Ohio Rev. Code 5739.02(B)(32) exempts from sales/use tax the sale, lease, repair, maintenance or parts of motor vehicles that are primarily used by persons engaged in highway transportation for hire to transport another's tangible personal property. Ohio Rev. Code 5739.01(Z) defines "highway transportation for hire" as the transportation of another's personal property, for consideration, by someone certified to transport that property on highways, roadways, streets or any similar public thoroughfare.
In 2002, the court denied this exemption to a taxpayer in Rumpke, which addressed whether a residential waste hauler could claim the exemption. The BTA had denied the exemption on the grounds the taxpayer did not possess the required statutory certification.
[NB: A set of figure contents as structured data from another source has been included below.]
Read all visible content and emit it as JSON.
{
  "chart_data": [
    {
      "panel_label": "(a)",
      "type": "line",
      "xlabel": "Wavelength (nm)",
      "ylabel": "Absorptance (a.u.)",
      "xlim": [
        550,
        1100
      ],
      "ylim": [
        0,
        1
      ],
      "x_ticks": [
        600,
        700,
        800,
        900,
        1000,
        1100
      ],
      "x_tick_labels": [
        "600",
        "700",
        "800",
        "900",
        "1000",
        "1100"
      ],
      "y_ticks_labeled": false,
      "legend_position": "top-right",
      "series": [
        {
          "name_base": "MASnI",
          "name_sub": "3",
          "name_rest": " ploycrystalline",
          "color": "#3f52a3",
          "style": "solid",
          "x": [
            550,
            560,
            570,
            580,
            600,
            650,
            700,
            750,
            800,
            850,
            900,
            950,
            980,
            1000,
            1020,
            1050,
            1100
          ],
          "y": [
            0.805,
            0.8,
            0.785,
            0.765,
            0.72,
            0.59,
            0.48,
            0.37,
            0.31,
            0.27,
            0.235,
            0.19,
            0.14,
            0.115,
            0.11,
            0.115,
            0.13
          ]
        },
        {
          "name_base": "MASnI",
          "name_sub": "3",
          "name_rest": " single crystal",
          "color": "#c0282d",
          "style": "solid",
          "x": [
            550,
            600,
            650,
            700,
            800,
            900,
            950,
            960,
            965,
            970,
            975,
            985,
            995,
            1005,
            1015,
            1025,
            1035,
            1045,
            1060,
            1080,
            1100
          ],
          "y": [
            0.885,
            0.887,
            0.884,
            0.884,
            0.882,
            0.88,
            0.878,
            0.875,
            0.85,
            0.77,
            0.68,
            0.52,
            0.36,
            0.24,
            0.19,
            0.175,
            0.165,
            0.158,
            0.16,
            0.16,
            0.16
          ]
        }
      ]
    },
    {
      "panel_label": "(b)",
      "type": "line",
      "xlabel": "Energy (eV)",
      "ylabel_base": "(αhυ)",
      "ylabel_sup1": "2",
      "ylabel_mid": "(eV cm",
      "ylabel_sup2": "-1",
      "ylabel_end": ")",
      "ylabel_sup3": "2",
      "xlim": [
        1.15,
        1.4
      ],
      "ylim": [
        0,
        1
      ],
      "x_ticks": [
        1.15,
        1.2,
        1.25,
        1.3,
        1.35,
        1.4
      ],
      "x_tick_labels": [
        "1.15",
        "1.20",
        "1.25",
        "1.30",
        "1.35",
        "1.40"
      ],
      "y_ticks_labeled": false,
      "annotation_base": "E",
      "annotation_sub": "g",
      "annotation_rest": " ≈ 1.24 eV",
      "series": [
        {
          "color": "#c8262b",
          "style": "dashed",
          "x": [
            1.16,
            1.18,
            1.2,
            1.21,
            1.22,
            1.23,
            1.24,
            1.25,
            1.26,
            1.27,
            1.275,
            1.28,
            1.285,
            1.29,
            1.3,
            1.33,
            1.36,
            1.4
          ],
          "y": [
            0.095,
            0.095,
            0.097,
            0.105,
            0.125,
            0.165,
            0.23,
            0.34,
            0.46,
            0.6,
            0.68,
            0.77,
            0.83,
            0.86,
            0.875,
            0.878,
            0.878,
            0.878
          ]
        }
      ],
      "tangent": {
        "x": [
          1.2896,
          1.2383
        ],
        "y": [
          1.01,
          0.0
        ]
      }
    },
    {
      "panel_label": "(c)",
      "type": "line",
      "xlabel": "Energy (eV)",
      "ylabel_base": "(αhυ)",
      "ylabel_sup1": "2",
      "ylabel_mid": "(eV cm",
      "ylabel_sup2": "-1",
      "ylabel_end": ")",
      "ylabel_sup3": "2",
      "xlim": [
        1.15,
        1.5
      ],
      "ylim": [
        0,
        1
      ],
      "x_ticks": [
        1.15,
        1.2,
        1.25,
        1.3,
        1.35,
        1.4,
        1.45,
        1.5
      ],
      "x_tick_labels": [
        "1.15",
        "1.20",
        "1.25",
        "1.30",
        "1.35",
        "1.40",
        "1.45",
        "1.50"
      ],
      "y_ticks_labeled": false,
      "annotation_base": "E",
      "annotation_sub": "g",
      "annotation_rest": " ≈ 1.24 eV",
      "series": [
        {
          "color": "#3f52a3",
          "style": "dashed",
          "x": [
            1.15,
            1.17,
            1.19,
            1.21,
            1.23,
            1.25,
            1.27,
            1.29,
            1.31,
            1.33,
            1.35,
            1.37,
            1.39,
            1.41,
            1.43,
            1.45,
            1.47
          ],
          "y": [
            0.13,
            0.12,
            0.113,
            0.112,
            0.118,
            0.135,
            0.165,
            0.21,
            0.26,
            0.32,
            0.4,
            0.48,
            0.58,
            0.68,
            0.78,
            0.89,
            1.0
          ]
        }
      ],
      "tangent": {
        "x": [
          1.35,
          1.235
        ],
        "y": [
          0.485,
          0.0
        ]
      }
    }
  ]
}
On appeal, the court affirmed the BTA's decision but also concluded that the taxpayer did not transport tangible personal property belonging to others because the customers relinquished control over their waste upon pickup by the taxpayer.
In this case, the court held that the waste hauler could claim the exemption for the two trucks used to haul commercial, industrial and institutional customers' waste to landfills. The court based its ruling on the finding that the waste remained the personal property of the customer because the customer told the taxpayer where to dispose of the waste. In so holding, the court distinguished the facts in this case from those in Rumpke, finding that that the waste hauler in Rumpke not only owned the trucks and hauled the waste but also owned the landfills to which it was taken and, as such, was not transporting personal property belonging to others. Conversely, the court determined that the owner could not claim the exemption for the truck used to transport waste for residential customers because those customers did not designate where to dispose of the waste.2
Taxpayers engaged in hauling waste should consider both Rumpke and this new decision in N.A.T. Transp. Inc. in considering whether their operations could qualify for the sales and use tax exemption. For some similarly situated waste haulers, refunds of sales tax may be available. The statute of limitations for refunds is four years from the payment of the tax.
1 N.A.T. Transp. Inc. v. McClain, Slip Opinion No. 2021-Ohio-1374 (Ohio S.Ct. April 22, 2021).
2 A dissenting and concurring opinion would also have granted the exemption for the purchase of the truck hauling residential waste on the grounds the waste hauler had no control over the destination of that waste because government regulations required the waste hauler to dispose of the residential waste at specified facilities.